L'accusé a vu quelques photos de la scène de crime. "J'ai arrêté après quelques-unes. Cela me faisait trop de mal. C'est incompréhensible, j'appréciais cette dame."
Elle continuait de crier et j'ai perdu le contrôle de la situation
Paulette a été massacrée d'une cinquantaine de coups de couteau et défigurée. Lors de l'enquête, il a déclaré, "le ton est monté entre nous, mais je ne sais plus exactement ce qu'elle m'a dit. Je me souviens lui avoir crié de se taire. Elle a renversé son verre de mousseux d'un geste délibéré de la main et elle m'a poussé de la main sans que cela ne me fasse tomber et je l'ai repoussée de même. Elle est tombée de sa chaise. Elle s'est mise à crier, mais je ne sais plus vous répéter ses mots. Je pense m'être mis sur elle ou à côté d'elle et lui avoir porté des coups avec mes mains au visage selon moi. Je pense que c'était des coups de poing mais tout cela est vague dans mon esprit. Elle continuait de crier et j'ai perdu le contrôle de la situation. J'ai l'impression que je n'étais plus moi-même, car ma conduite me semble aberrante et inexplicable. Je sais que je me suis emparé d'un couteau qui se trouvait sur la table et que je l'ai frappée à plusieurs reprises sans pouvoir vous donner un chiffre quelconque. Après les coups de couteau, je me suis relevé. Je sais que j'ai laissé le couteau sur place sans pouvoir dire où je l'ai déposé. Elle ne criait plus et j'ignore si elle respirait encore même si je sais avoir été fort violent."
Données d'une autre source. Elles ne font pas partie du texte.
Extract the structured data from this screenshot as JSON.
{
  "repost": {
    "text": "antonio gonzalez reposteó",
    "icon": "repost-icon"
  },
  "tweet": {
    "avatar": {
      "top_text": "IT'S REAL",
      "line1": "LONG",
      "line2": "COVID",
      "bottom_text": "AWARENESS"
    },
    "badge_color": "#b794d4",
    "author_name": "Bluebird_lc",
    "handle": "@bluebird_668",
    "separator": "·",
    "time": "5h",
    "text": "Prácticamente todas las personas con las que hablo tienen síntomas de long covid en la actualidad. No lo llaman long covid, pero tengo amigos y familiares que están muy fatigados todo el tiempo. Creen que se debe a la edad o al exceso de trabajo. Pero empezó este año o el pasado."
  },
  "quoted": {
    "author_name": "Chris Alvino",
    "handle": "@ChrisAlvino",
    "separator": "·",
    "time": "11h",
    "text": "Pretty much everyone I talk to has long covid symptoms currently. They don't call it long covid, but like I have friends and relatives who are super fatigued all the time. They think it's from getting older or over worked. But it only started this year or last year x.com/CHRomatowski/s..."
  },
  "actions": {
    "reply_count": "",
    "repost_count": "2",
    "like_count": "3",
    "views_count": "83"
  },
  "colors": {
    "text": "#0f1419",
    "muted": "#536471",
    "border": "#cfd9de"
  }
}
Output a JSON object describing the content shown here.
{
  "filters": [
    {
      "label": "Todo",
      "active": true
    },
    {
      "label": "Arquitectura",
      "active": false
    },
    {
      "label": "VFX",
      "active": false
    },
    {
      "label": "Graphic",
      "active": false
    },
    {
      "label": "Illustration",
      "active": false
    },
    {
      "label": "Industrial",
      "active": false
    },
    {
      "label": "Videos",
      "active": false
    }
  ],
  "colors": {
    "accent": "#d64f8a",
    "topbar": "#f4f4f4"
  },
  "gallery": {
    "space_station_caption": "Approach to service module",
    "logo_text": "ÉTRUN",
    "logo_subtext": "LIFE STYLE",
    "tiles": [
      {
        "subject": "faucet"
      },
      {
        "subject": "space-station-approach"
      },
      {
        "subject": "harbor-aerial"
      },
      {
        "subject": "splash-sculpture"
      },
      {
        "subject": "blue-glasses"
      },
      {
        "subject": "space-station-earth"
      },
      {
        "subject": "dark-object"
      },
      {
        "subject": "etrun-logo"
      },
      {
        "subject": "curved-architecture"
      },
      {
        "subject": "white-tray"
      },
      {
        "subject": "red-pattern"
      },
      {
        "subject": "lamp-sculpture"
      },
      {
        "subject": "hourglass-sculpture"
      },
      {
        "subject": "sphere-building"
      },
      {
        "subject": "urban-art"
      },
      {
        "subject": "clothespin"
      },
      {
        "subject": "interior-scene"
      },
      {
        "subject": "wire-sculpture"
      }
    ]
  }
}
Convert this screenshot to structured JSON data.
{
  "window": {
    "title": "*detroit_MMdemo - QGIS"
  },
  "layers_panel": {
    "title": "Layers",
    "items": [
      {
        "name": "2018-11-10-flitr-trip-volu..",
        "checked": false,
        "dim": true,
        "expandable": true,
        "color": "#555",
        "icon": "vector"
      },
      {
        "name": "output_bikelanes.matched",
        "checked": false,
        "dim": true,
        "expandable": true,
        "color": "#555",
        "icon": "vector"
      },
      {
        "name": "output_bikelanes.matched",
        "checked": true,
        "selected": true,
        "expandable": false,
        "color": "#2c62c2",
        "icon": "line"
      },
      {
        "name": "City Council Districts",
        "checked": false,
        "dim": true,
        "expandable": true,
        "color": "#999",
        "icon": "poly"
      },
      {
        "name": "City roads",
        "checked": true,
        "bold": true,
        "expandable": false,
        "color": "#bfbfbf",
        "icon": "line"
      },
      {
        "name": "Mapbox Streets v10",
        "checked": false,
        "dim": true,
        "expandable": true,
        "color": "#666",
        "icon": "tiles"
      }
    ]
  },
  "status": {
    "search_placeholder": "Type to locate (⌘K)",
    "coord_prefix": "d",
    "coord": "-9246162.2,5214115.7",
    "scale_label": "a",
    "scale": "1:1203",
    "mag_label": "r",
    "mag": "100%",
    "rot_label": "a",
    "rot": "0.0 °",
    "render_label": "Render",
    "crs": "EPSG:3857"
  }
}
Après avoir lavé ses vêtements, il s'est rendu dans un magasin de nuit pour acheter deux bières et un billet de loterie. "Je ne me souviens de rien", répète l'accusé, confronté aux éléments d'enquête comme des SMS envoyés à des amis dont l'un indiquait: "J'ai fait une connerie. J'ai tué quelqu'un. Tu sais me conduire en France?" Il ne se souvient de rien, se plaignant de ne pas être suivi par un psychologue en prison. "Je n'arrive pas à comprendre comment j'ai pu faire ça", conclut-il. La cour entendra ensuite le juge d'instruction et les policiers chargés de l'enquête.